The Reason I Had an Early Gender Scan & Why I Wanted a Boy
Thursday, 14 April 2016
This is quite a personal post and I have been thinking for weeks and weeks if I should publish this post or not. But I have decided to because I have noticed that there is such thing as gender disappointment and I have read a few others posts about it too. I have always wanted a little boy. A little boy I can call my son. Always. I have no idea why and it doesn't mean I love my girls any less.
When I found out I was pregnant I didn't think about the gender for the first few weeks because of the worrying and confusion that was going on at the time. However, after a few weeks I did have a preference and I knew I wanted a boy. I knew this was going to be our last baby and so for this baby to be the last, a boy would be perfect. This is the reason why I wanted an early gender scan. I was impatient and couldn't wait much longer.
I didn't really have a 'feeling' if I was a carrying a boy or girl but I had a small feeling it was a boy. But I think it was because I wanted a boy. When I went to that private scan room, I was so nervous. I was honestly scared and so nervous that she was going to say I was having a girl and I wasn't quite sure how I would have reacted. That sounds extremely bad I know. But I know I would have loved the baby exactly the same as I love the baby boy I am carrying now.
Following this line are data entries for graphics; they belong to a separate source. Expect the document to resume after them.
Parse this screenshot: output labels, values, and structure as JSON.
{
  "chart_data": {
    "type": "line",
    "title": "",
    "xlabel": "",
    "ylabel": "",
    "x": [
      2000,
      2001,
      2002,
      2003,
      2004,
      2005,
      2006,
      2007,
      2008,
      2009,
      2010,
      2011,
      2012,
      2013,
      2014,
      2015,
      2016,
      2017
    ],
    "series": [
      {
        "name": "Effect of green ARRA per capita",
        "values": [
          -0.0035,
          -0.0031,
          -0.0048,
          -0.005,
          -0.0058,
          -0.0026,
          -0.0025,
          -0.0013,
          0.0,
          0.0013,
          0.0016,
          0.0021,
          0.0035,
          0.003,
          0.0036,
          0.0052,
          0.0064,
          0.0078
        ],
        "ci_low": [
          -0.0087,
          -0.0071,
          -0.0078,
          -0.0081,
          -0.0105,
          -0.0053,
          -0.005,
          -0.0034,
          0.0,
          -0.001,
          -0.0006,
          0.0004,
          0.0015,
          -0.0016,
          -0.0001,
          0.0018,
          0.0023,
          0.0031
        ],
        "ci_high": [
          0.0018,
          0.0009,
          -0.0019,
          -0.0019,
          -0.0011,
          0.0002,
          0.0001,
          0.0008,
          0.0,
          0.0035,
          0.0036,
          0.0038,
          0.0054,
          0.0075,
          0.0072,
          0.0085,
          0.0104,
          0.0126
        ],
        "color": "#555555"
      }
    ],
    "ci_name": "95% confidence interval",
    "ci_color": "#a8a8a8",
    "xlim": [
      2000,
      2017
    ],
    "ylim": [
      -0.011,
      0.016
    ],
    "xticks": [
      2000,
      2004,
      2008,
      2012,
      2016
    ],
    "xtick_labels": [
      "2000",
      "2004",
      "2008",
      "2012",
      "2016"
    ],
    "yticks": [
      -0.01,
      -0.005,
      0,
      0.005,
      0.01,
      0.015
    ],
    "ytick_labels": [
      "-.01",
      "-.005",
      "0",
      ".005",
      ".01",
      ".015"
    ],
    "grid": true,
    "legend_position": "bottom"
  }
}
When she told me I was a having a boy I was shocked. I was extremely happy and something click that my life was complete. I have my two beautiful and perfect little girls and now their little baby brother on the way who will be joining us in July sometime. It just feels right and I can not wait. It's so exciting.
When the 20 week scan was coming with the NHS I was nervous again. All I kept thinking was what if baby was actually a girl and not a boy? But one of the reasons was because everything I have bought is for a boy. Another reason was, I had already fallen deeply in love with my little boy, how could I move on to love a girl? If that makes sense. But the man who scanned me said he is 100% a boy! Again, we were happy.
So although I would have been happy if we were having a girl, a boy just seems to be the perfect way to finish and complete our family. My girls are the best of friends at times and so over protective of eachother and I just honestly couldn't picture another girl. I could picture a baby boy alongside them and it's just completed my little family.
Did anyone else have a gender preference?
I appreciate that everyone has their own opinions so please do not be offended by what has been said in this post.